The newly released hospital safety report from the Agency for Healthcare Research and Quality tells an encouraging story: Hospital-acquired conditions (HAC) are on a double-digit decline. The study showed that these conditions decreased 21% since 2010. While that progress should certainly be commended, we shouldn't celebrate just yet. Research reminds us that patient outcomes overall are still favorable at hospitals that perform well on quality. And as the most common quality grade received by the scored facilities was a C, we know that opportunity to improve remains.
Include RCA in corrective action plans
One of the graded measures is number of methicillin-resistant Staphylococcus aureus (MRSA) events. As CMS notes, length of stay can contribute to the occurrence of MRSA events, and of course MRSA events themselves can impact length of stay. If there is an opportunity for improvement in any of the measures at your facility, it’s important not only to have a corrective action plan (CAP) in place for audit readiness and future safety surveys, but to ensure that the CAP is based on a root cause analysis (RCA).

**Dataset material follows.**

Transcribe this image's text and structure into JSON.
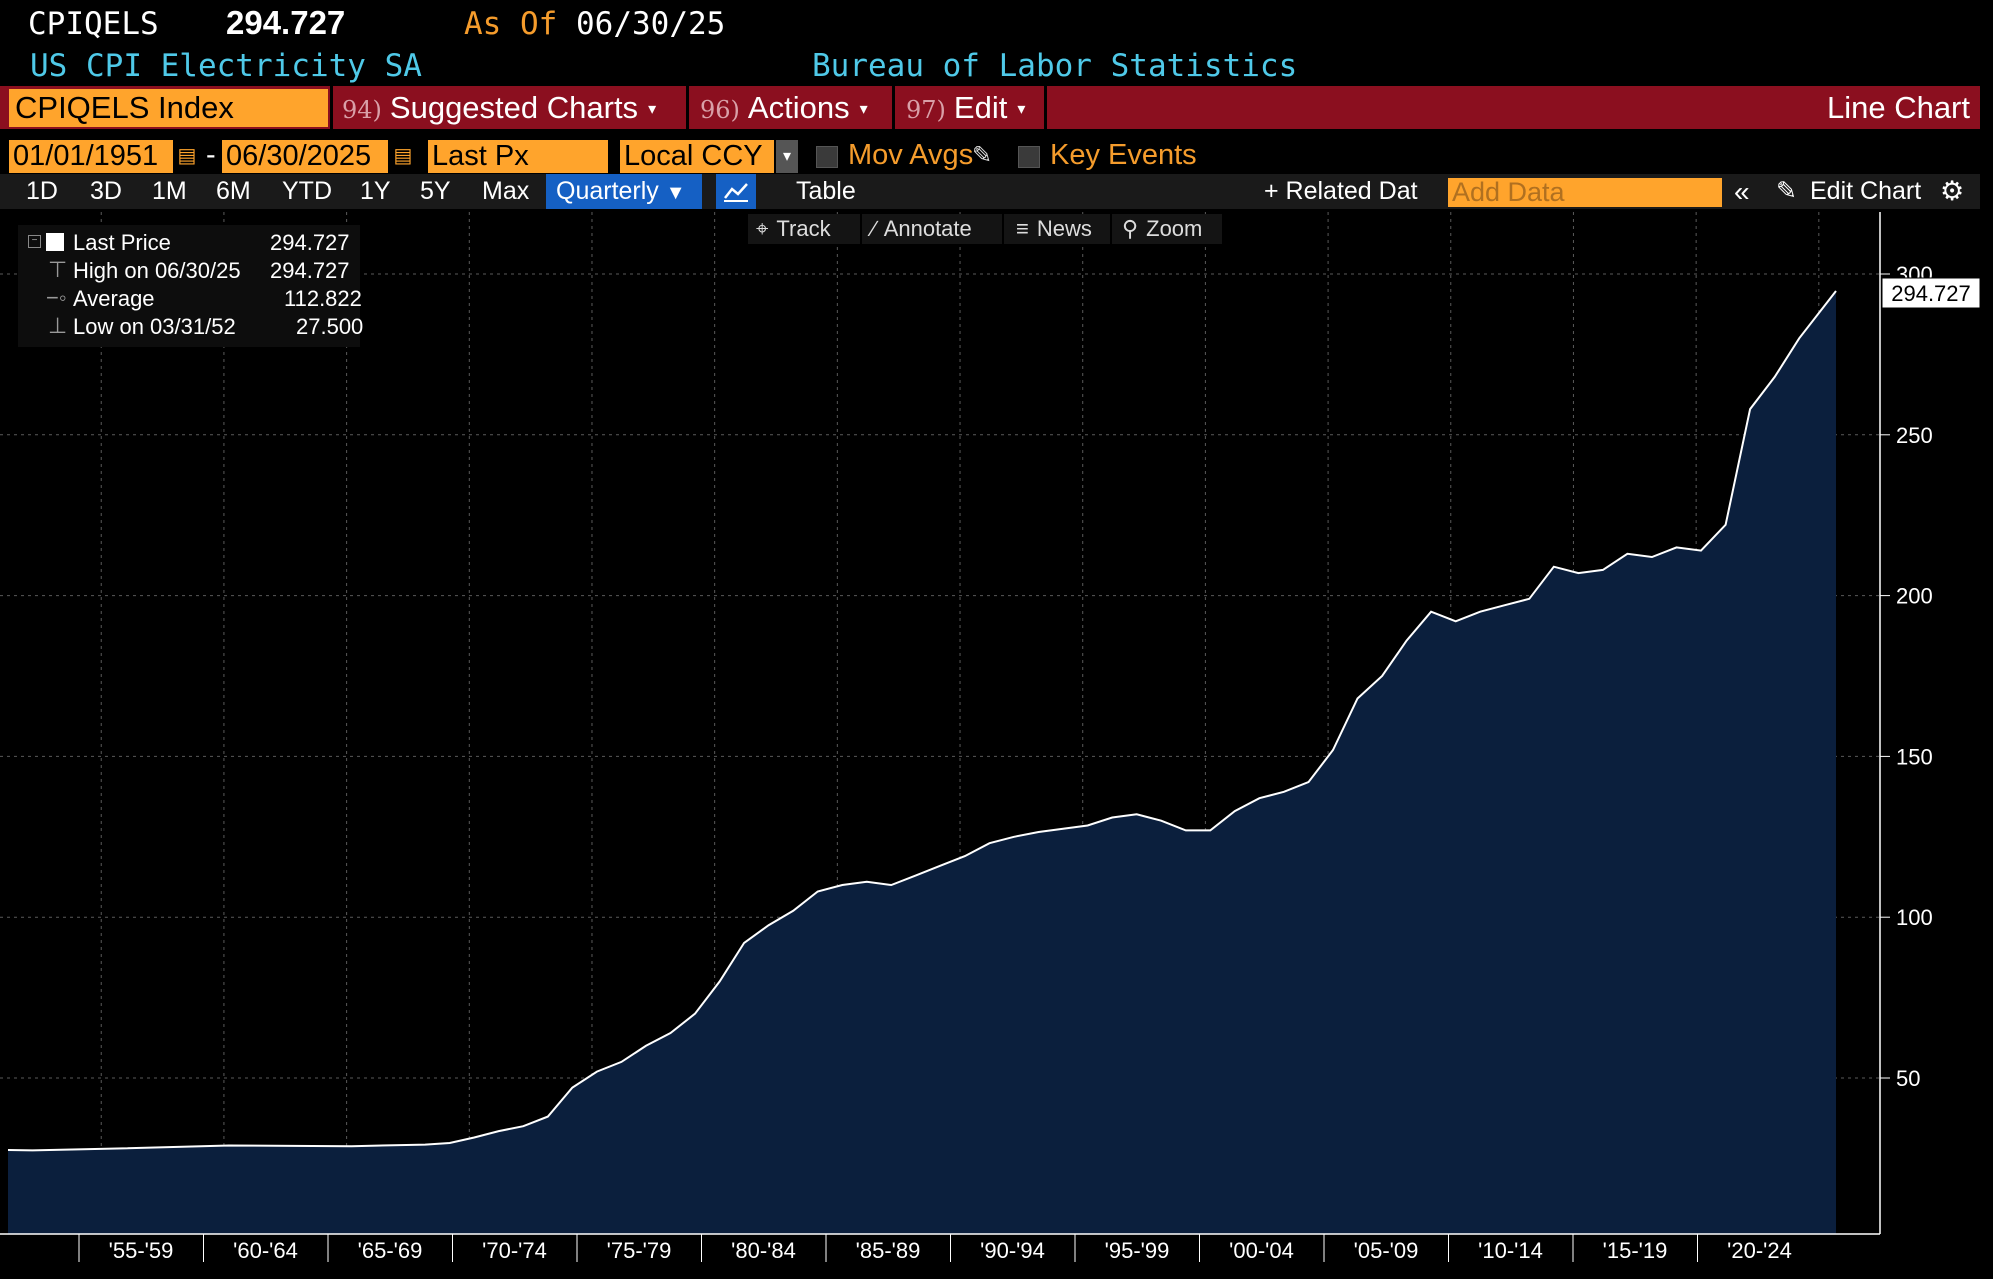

For example, consider a hospital that experiences a spike in MRSA events. The hospital may put a CAP in place that focuses its interventions around improving wound care or changing sterilization processes. While these may be wise in theory, without a focused RCA, the facility cannot know for sure that these interventions will reduce these specific MRSA occurrences.
Recently a hospital group shared that it was incentivizing its providers to discharge patients by noon every day. It was a clear directive that providers bought into: "Let’s move our patients back to their homes as soon as they are ready to reduce the possibility of infection or other conditions and to turn over beds for those who need care."

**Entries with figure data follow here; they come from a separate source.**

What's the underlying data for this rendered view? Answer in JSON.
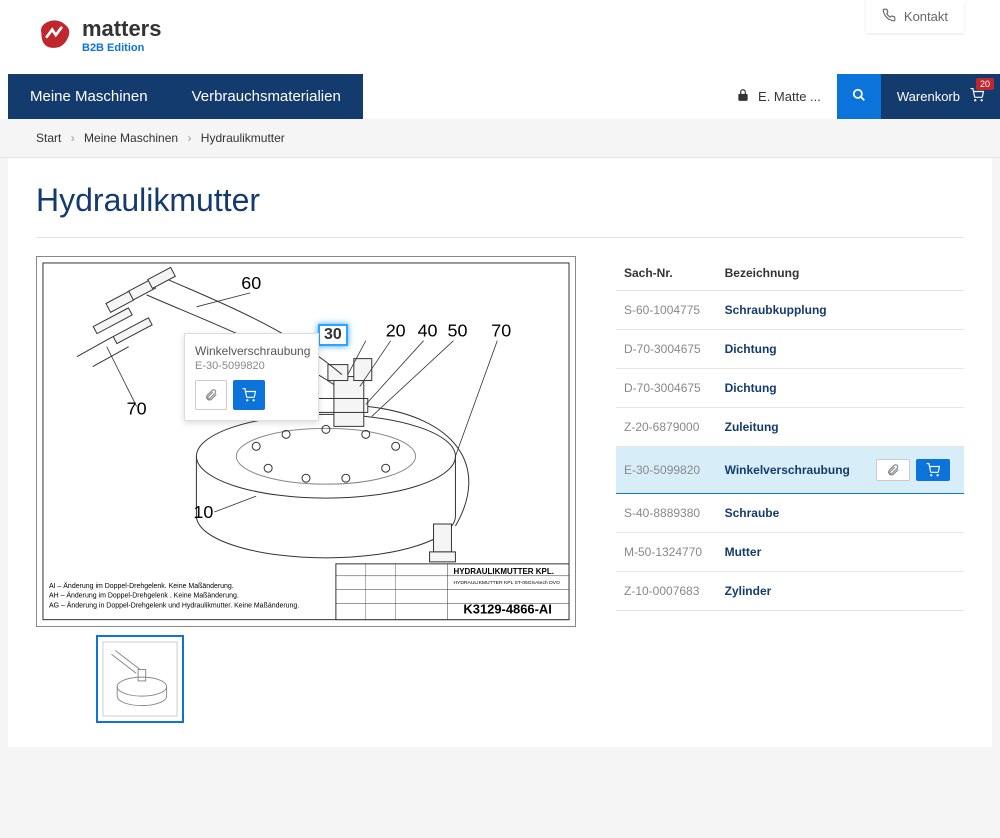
{
  "kontakt": {
    "label": "Kontakt"
  },
  "logo": {
    "name": "matters",
    "sub": "B2B Edition"
  },
  "nav": {
    "items": [
      {
        "label": "Meine Maschinen"
      },
      {
        "label": "Verbrauchsmaterialien"
      }
    ],
    "user": "E. Matte ...",
    "cart_label": "Warenkorb",
    "cart_count": "20"
  },
  "breadcrumb": {
    "items": [
      "Start",
      "Meine Maschinen",
      "Hydraulikmutter"
    ]
  },
  "page_title": "Hydraulikmutter",
  "diagram": {
    "callouts": {
      "c10": "10",
      "c20": "20",
      "c30": "30",
      "c40": "40",
      "c50": "50",
      "c60": "60",
      "c70l": "70",
      "c70r": "70"
    },
    "title_block": {
      "title": "HYDRAULIKMUTTER KPL.",
      "subtitle": "HYDRAULIKMUTTER KPL ST-05GSAtech DVO",
      "drawing_no": "K3129-4866-AI"
    },
    "notes": [
      "AI – Änderung im Doppel-Drehgelenk. Keine Maßänderung.",
      "AH – Änderung im Doppel-Drehgelenk . Keine Maßänderung.",
      "AG – Änderung in Doppel-Drehgelenk und Hydraulikmutter. Keine Maßänderung."
    ]
  },
  "tooltip": {
    "title": "Winkelverschraubung",
    "sku": "E-30-5099820"
  },
  "table": {
    "headers": {
      "sku": "Sach-Nr.",
      "name": "Bezeichnung"
    },
    "rows": [
      {
        "sku": "S-60-1004775",
        "name": "Schraubkupplung",
        "selected": false
      },
      {
        "sku": "D-70-3004675",
        "name": "Dichtung",
        "selected": false
      },
      {
        "sku": "D-70-3004675",
        "name": "Dichtung",
        "selected": false
      },
      {
        "sku": "Z-20-6879000",
        "name": "Zuleitung",
        "selected": false
      },
      {
        "sku": "E-30-5099820",
        "name": "Winkelverschraubung",
        "selected": true
      },
      {
        "sku": "S-40-8889380",
        "name": "Schraube",
        "selected": false
      },
      {
        "sku": "M-50-1324770",
        "name": "Mutter",
        "selected": false
      },
      {
        "sku": "Z-10-0007683",
        "name": "Zylinder",
        "selected": false
      }
    ]
  },
  "colors": {
    "primary": "#143b6d",
    "accent": "#0b73d9",
    "highlight": "#2ea3ff",
    "rowsel": "#d7eef8",
    "badge": "#c0272d"
  }
}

The positive impact to patient satisfaction, patient outcome, process, and revenue was undisputable. What unfortunately resulted was that when providers came too close to the noon deadline, they would hold their patients an extra night to meet their metric the next day.
At times, our metrics can incent unhelpful behaviors. Through an RCA, teams may uncover what MRSA patients have in common—whether the infections are due to delayed discharges, inadequate wound care, ineffective sterilization processes, or something else the teams hadn’t considered. This will ensure they are solving for the right problem.

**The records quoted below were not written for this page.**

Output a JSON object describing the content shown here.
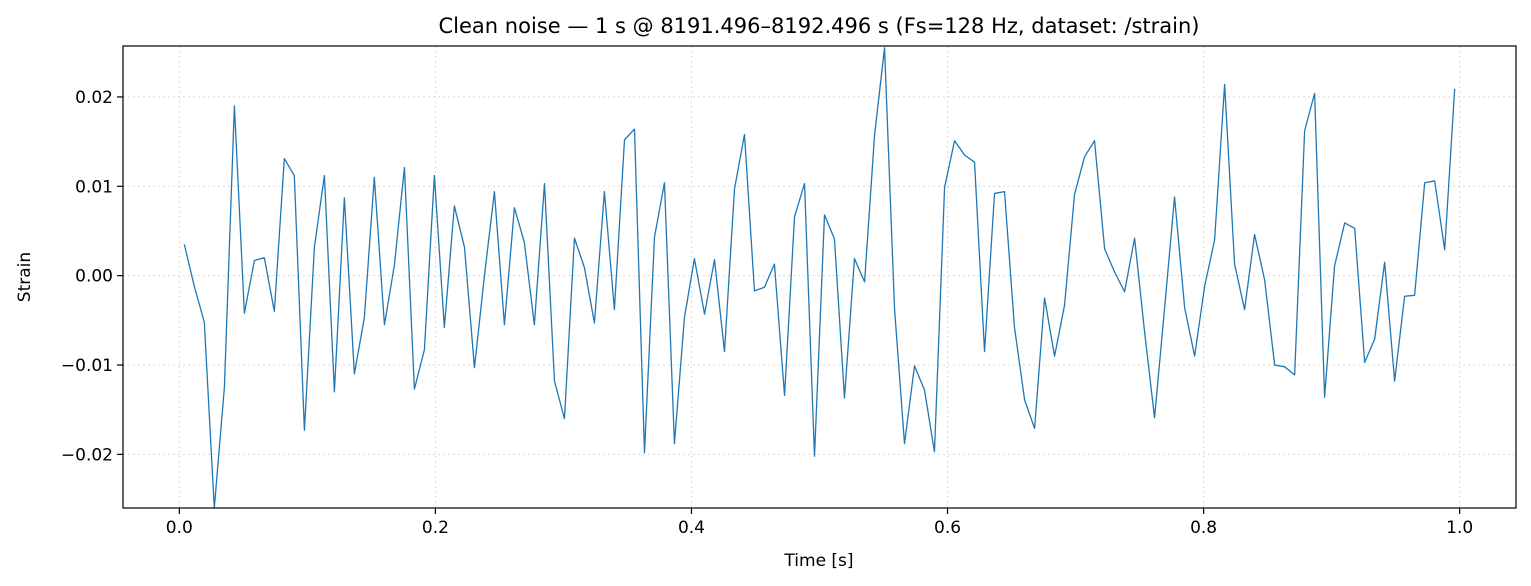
{
  "chart_data": {
    "type": "line",
    "title": "Clean noise — 1 s @ 8191.496–8192.496 s  (Fs=128 Hz, dataset: /strain)",
    "xlabel": "Time [s]",
    "ylabel": "Strain",
    "xlim": [
      -0.044,
      1.044
    ],
    "ylim": [
      -0.026,
      0.0257
    ],
    "grid": true,
    "line_color": "#1f77b4",
    "grid_color": "#d9d9d9",
    "x_ticks": [
      0.0,
      0.2,
      0.4,
      0.6,
      0.8,
      1.0
    ],
    "x_tick_labels": [
      "0.0",
      "0.2",
      "0.4",
      "0.6",
      "0.8",
      "1.0"
    ],
    "y_ticks": [
      -0.02,
      -0.01,
      0.0,
      0.01,
      0.02
    ],
    "y_tick_labels": [
      "−0.02",
      "−0.01",
      "0.00",
      "0.01",
      "0.02"
    ],
    "series": [
      {
        "x": [
          0.0039,
          0.0117,
          0.0195,
          0.0273,
          0.0352,
          0.043,
          0.0508,
          0.0586,
          0.0664,
          0.0742,
          0.082,
          0.0898,
          0.0977,
          0.1055,
          0.1133,
          0.1211,
          0.1289,
          0.1367,
          0.1445,
          0.1523,
          0.1602,
          0.168,
          0.1758,
          0.1836,
          0.1914,
          0.1992,
          0.207,
          0.2148,
          0.2227,
          0.2305,
          0.2383,
          0.2461,
          0.2539,
          0.2617,
          0.2695,
          0.2773,
          0.2852,
          0.293,
          0.3008,
          0.3086,
          0.3164,
          0.3242,
          0.332,
          0.3398,
          0.3477,
          0.3555,
          0.3633,
          0.3711,
          0.3789,
          0.3867,
          0.3945,
          0.4023,
          0.4102,
          0.418,
          0.4258,
          0.4336,
          0.4414,
          0.4492,
          0.457,
          0.4648,
          0.4727,
          0.4805,
          0.4883,
          0.4961,
          0.5039,
          0.5117,
          0.5195,
          0.5273,
          0.5352,
          0.543,
          0.5508,
          0.5586,
          0.5664,
          0.5742,
          0.582,
          0.5898,
          0.5977,
          0.6055,
          0.6133,
          0.6211,
          0.6289,
          0.6367,
          0.6445,
          0.6523,
          0.6602,
          0.668,
          0.6758,
          0.6836,
          0.6914,
          0.6992,
          0.707,
          0.7148,
          0.7227,
          0.7305,
          0.7383,
          0.7461,
          0.7539,
          0.7617,
          0.7695,
          0.7773,
          0.7852,
          0.793,
          0.8008,
          0.8086,
          0.8164,
          0.8242,
          0.832,
          0.8398,
          0.8477,
          0.8555,
          0.8633,
          0.8711,
          0.8789,
          0.8867,
          0.8945,
          0.9023,
          0.9102,
          0.918,
          0.9258,
          0.9336,
          0.9414,
          0.9492,
          0.957,
          0.9648,
          0.9727,
          0.9805,
          0.9883,
          0.9961
        ],
        "y": [
          0.0035,
          -0.0012,
          -0.0052,
          -0.026,
          -0.0125,
          0.019,
          -0.0042,
          0.0017,
          0.002,
          -0.004,
          0.0131,
          0.0112,
          -0.0173,
          0.0032,
          0.0112,
          -0.013,
          0.0087,
          -0.011,
          -0.0047,
          0.011,
          -0.0055,
          0.0012,
          0.0121,
          -0.0127,
          -0.0083,
          0.0112,
          -0.0058,
          0.0078,
          0.0032,
          -0.0103,
          0.0,
          0.0094,
          -0.0055,
          0.0076,
          0.0037,
          -0.0055,
          0.0103,
          -0.0118,
          -0.016,
          0.0042,
          0.0009,
          -0.0053,
          0.0094,
          -0.0038,
          0.0152,
          0.0164,
          -0.0198,
          0.0043,
          0.0104,
          -0.0188,
          -0.0047,
          0.0019,
          -0.0043,
          0.0018,
          -0.0085,
          0.0097,
          0.0158,
          -0.0017,
          -0.0013,
          0.0013,
          -0.0134,
          0.0066,
          0.0103,
          -0.0202,
          0.0068,
          0.0041,
          -0.0137,
          0.0019,
          -0.0007,
          0.0157,
          0.0255,
          -0.0037,
          -0.0188,
          -0.0101,
          -0.0128,
          -0.0197,
          0.0099,
          0.0151,
          0.0135,
          0.0127,
          -0.0085,
          0.0092,
          0.0094,
          -0.0058,
          -0.0139,
          -0.0171,
          -0.0025,
          -0.009,
          -0.0033,
          0.0091,
          0.0133,
          0.0151,
          0.003,
          0.0004,
          -0.0018,
          0.0042,
          -0.0063,
          -0.0159,
          -0.0037,
          0.0088,
          -0.0036,
          -0.009,
          -0.0012,
          0.004,
          0.0214,
          0.0013,
          -0.0038,
          0.0046,
          -0.0005,
          -0.01,
          -0.0102,
          -0.0111,
          0.0162,
          0.0204,
          -0.0136,
          0.0011,
          0.0059,
          0.0053,
          -0.0097,
          -0.0071,
          0.0015,
          -0.0118,
          -0.0023,
          -0.0022,
          0.0104,
          0.0106,
          0.0029,
          0.0209
        ]
      }
    ]
  }
}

Use the Plan-Do-Study-Adjust cycle in your CAP
Continuous improvement is an experimental cycle, commonly known as Plan-Do-Study-Adjust. Once the problem has been defined and the RCA with data or observation has been performed, only then should teams move into intervention mode where a solution, hypothesis, and action plan are proposed.
The intervention portion of the cycle is where the experimentation happens. Try the proposed solutions documented in the CAP, and study the results as frequently as possible. It can take a while to gather data on large-scale problems such as MRSA, but it is recommended that teams be vigilant in their quest to improve. Ask what can be done in a week, a month, six months, etc. Test against hypotheses within short time frames rather than waiting for large amounts of data. Through this method, teams will be able to test small ideas, adjust, then cycle back around to learn whether the problem has been solved.